Based on standard radiological imaging, theoretical and practical difficulties arise for the development and use of an ideal classification system. For this reason, traction radiographs and CT imaging have been described as useful tools for the assessment of articular involvement. Magnetic resonance imaging has also widely gained acceptance as a helpful diagnostic imaging method for the evaluation of associated soft tissue injuries.

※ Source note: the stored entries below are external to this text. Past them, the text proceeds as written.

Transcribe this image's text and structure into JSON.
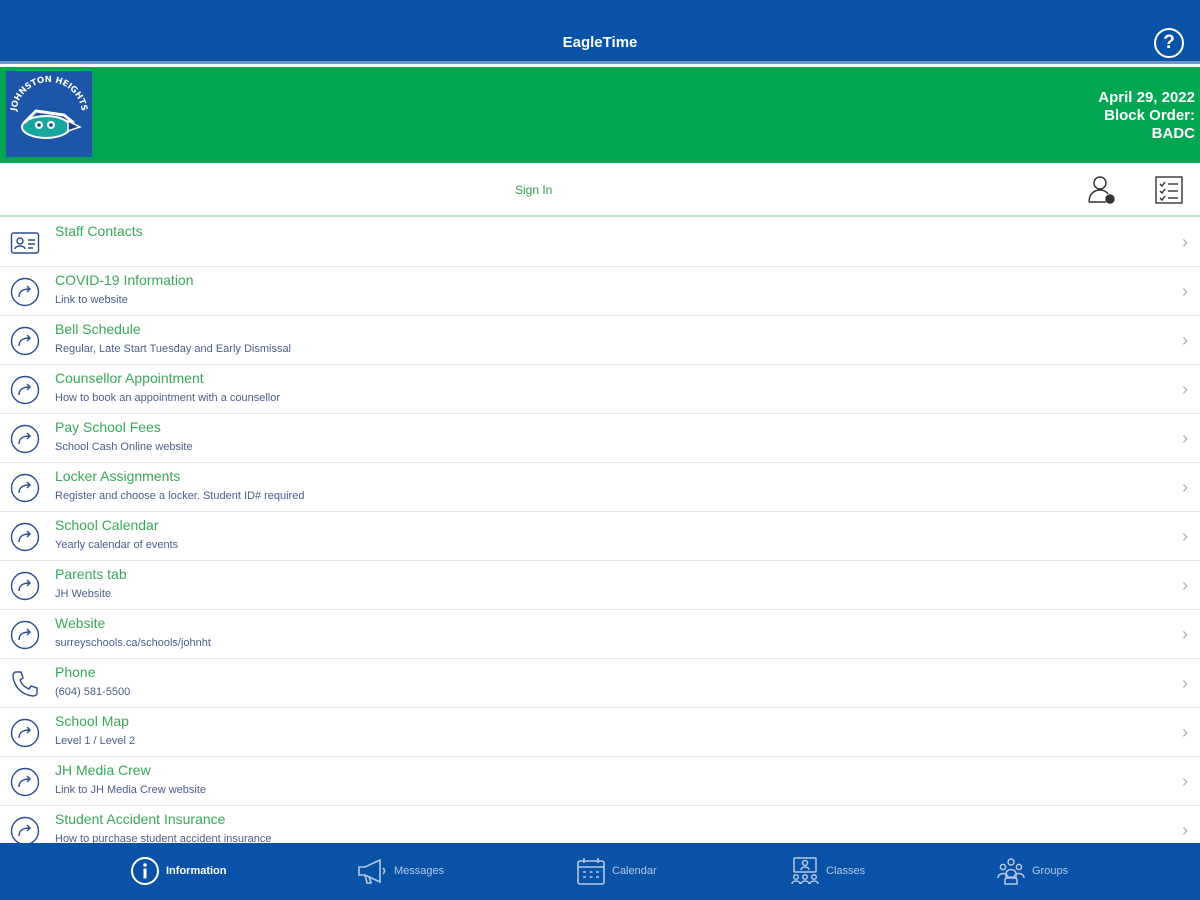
{
  "header": {
    "title": "EagleTime",
    "help_icon": "help-circle-icon"
  },
  "banner": {
    "logo_text": "JOHNSTON HEIGHTS",
    "date": "April 29, 2022",
    "block_order_label": "Block Order:",
    "block_order_value": "BADC"
  },
  "signin": {
    "label": "Sign In"
  },
  "items": [
    {
      "title": "Staff Contacts",
      "subtitle": "",
      "icon": "contact-card-icon"
    },
    {
      "title": "COVID-19 Information",
      "subtitle": "Link to website",
      "icon": "share-arrow-icon"
    },
    {
      "title": "Bell Schedule",
      "subtitle": "Regular, Late Start Tuesday and Early Dismissal",
      "icon": "share-arrow-icon"
    },
    {
      "title": "Counsellor Appointment",
      "subtitle": "How to book an appointment with a counsellor",
      "icon": "share-arrow-icon"
    },
    {
      "title": "Pay School Fees",
      "subtitle": "School Cash Online website",
      "icon": "share-arrow-icon"
    },
    {
      "title": "Locker Assignments",
      "subtitle": "Register and choose a locker. Student ID# required",
      "icon": "share-arrow-icon"
    },
    {
      "title": "School Calendar",
      "subtitle": "Yearly calendar of events",
      "icon": "share-arrow-icon"
    },
    {
      "title": "Parents tab",
      "subtitle": "JH Website",
      "icon": "share-arrow-icon"
    },
    {
      "title": "Website",
      "subtitle": "surreyschools.ca/schools/johnht",
      "icon": "share-arrow-icon"
    },
    {
      "title": "Phone",
      "subtitle": "(604) 581-5500",
      "icon": "phone-icon"
    },
    {
      "title": "School Map",
      "subtitle": "Level 1 / Level 2",
      "icon": "share-arrow-icon"
    },
    {
      "title": "JH Media Crew",
      "subtitle": "Link to JH Media Crew website",
      "icon": "share-arrow-icon"
    },
    {
      "title": "Student Accident Insurance",
      "subtitle": "How to purchase student accident insurance",
      "icon": "share-arrow-icon"
    }
  ],
  "tabs": [
    {
      "label": "Information",
      "icon": "info-icon",
      "active": true
    },
    {
      "label": "Messages",
      "icon": "megaphone-icon",
      "active": false
    },
    {
      "label": "Calendar",
      "icon": "calendar-icon",
      "active": false
    },
    {
      "label": "Classes",
      "icon": "classes-icon",
      "active": false
    },
    {
      "label": "Groups",
      "icon": "groups-icon",
      "active": false
    }
  ],
  "colors": {
    "primary_blue": "#0a52a8",
    "banner_green": "#00a651",
    "title_green": "#3aa85a"
  }
}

The increase of functional expectations in a risingly active population have led to the development of more and more accurate classifications to describe distal radius injuries, and lead to the optimal treatment decision, management and recovery for each patient. Along with the consideration of all the factors taken in account to classify distal radius fractures, the way in which these are treated is constantly changing, with percutaneous kirschner wire fixation, volar plating, and other treatments leading to adequate clinical outcomes [9].

Conclusion

There are several classification systems for distal radius fractures, ranging from the description of fracture patterns, to complex and detailed articular morphology and fracture mechanisms. Despite the great variety of systems, an adequate fracture classification must be simple, and provide adequate intra and interobserver reliability, as well as treatment guidelines and prognostic value. Many orthopedic surgeons believe greater time is invested in memorizing classification systems than in the inherent usefulness it may provide in understanding fracture mechanisms. For all the practical limitations that can be found in determining an ideal classification system, there are many that can be summarized to provide the information needed in each occasion. Gartland and Werley and Older classifications provide ideas on the extent of comminution of a fracture, whereas Lindstrom, Universal and AO/ASIF classifications provide information on the radiological appearance and degree of displacement of a fracture. For articular joint involvement, Frykman, Mc Murty and Jupiter, Melone and Mayo are classifications that differ in the patterns, but all describe the variables of articular fracture morphology. Finally, the Fernandez classification provides an idea on the fracture mechanism, and points to its pediatric fracture equivalents. Whatever fracture classification system may be used, its primary objective is the same: to provide the orthopedic surgeon with a reasonable and effective management strategy of distal radius fractures, that results in the optimal function and pain free wrist joint for the patient.

Conflict of Interest

The authors, their immediate families, and any research foundation with which they are affiliated have not received any financial payments or other benefits from any commercial entity related to the subject of this article.